Texas drivers will soon be able to make a Texas-sized statement with their license plates. The popular Tea Party symbol of the Gadsen flag, featuring the phrase "Don't Tread on Me," has been approved as a Lone Star specialty plate and could be available as early as February.
The Texas DMV board voted to approve the plates on November 9, after the public was allowed to comment on the possible plates on the state's DMV website.
"The Gadsden 'Don't Tread on Me' flag is a significant one to American and Texas history, and our market research, both formal and informal, shows that there's a lot of interest in Texas in state history," Kim Miller Drummond, spokeswoman for Myplates.com, the company contracted by the Texas Department of Motor Vehicles to design, market and sell new specialty license plates in the state, told Fox News.
According to the DMV, the Gadsen plate was approved after it was deemed that it is not a political, but a historical, symbol, and that it doesn't just represent the Tea Party.

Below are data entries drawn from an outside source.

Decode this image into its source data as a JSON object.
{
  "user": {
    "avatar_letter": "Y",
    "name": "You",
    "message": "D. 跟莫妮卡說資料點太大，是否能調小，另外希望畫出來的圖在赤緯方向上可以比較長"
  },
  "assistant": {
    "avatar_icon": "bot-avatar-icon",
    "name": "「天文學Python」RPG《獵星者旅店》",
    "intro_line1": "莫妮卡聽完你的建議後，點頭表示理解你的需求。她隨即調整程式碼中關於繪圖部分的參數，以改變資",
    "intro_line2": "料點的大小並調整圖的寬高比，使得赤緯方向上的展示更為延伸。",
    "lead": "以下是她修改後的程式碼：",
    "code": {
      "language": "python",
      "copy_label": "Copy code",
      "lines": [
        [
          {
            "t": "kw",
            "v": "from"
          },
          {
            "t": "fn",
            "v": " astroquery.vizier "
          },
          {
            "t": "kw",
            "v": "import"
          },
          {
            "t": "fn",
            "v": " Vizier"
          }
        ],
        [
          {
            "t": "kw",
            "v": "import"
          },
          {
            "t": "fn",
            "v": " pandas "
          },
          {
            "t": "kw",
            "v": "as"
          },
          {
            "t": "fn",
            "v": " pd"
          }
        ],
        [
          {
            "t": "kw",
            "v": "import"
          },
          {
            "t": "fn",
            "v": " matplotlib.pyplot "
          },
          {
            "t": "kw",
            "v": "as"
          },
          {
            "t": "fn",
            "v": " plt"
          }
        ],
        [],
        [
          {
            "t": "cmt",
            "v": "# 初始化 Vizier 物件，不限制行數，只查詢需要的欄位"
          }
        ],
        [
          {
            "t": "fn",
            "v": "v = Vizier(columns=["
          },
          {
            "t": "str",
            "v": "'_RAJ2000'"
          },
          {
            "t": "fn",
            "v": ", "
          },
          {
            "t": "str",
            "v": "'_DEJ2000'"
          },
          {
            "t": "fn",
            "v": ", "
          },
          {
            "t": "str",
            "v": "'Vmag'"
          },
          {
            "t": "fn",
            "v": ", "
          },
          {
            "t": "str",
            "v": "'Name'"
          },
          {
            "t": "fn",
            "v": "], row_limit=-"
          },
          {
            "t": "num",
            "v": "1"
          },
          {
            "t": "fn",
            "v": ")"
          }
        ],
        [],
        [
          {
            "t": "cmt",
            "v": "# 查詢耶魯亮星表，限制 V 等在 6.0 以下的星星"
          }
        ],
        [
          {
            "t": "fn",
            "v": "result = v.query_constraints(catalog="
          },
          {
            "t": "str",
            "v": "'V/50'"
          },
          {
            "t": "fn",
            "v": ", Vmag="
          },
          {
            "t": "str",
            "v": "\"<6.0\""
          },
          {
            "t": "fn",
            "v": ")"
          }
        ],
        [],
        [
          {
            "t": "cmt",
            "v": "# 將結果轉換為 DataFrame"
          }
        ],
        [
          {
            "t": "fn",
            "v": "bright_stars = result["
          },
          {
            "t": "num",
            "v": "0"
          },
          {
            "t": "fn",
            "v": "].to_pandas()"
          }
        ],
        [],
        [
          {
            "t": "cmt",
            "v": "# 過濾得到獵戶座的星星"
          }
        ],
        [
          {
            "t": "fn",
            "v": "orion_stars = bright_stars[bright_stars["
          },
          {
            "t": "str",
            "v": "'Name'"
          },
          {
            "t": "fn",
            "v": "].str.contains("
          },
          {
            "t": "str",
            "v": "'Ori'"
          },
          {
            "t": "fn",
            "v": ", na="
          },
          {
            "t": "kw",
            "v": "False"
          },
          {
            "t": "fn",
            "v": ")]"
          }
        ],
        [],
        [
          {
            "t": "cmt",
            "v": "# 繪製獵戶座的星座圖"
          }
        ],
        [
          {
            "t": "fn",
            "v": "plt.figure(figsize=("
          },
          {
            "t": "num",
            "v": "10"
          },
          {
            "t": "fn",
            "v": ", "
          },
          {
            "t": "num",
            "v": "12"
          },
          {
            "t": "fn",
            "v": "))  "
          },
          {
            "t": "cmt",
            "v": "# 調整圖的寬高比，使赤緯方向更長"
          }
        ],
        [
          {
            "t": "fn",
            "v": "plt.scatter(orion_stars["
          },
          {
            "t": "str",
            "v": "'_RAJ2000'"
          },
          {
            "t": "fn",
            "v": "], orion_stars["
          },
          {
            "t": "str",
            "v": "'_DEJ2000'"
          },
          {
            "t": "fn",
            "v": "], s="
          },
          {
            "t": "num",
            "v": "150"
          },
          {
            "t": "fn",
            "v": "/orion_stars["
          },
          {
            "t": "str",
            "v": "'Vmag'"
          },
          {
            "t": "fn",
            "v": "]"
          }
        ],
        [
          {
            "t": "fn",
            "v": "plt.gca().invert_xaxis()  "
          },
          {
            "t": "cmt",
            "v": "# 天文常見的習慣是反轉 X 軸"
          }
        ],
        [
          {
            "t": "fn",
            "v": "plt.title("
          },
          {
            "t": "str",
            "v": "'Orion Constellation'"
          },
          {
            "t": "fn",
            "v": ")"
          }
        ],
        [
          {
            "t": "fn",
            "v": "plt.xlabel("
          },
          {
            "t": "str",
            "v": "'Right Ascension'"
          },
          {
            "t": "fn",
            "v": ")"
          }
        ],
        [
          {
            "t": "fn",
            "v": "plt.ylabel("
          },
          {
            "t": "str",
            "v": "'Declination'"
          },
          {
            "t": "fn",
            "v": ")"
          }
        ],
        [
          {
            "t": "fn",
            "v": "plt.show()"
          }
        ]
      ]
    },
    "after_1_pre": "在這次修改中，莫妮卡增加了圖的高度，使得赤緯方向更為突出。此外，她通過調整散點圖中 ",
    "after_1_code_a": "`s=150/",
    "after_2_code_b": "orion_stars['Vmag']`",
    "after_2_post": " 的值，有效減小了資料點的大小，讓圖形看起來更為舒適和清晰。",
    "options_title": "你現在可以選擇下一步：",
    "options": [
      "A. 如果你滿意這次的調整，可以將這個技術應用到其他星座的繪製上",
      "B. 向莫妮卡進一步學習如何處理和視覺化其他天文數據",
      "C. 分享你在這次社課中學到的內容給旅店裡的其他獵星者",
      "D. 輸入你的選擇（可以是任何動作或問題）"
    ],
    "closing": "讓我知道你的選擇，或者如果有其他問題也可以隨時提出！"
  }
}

"Generally if a plate is not deemed to be offensive to public sensibilities," or too political, it passes, Texas DMV Public Information Officer Kim Sue Lia Perkes told Fox News. "'Don't Tread on Me' isn't exclusive to the Tea Party. It's been around for a long time, so I think that the TxDMV, we would be inclined to look at it as a historical plate and not that we stepped into some kind of political debate".
Other states could soon follow suit. We've already reported on Virginia's Gadsen plate plans, and on October 14 Virginia House Delegate John M. O'Bannon III submitted the plate proposal to make them happen. Nevada Assemblyman Ed Goedhart submitted a similar proposal.
In Nevada, "if you can sell over a certain number of plates, you're allowed to have specialty license plates," Goedhard told Fox News. "So my bill would put the Gadsden flag as one of those specialty plates that would have to wait its turn to move up the list." He hopes his bill will pass in late February.
Portions of the proceeds from the Texas plates will go to Myplates.com, with the rest going directly to the DMV. In Virginia, the proceeds will go directly to the DMV, while in Nevada the plate's proceeds will go to a nonprofit group that distributes pocket U.S. Constitutions to high school students.
"I believe there are a lot of people that basically embrace the concepts of Constitution, limited government, fiscal responsibility and free markets that our country was based upon and I believe there are a lot of people that would like to show their solidarity with those founding values by having a plate," Goedhart said.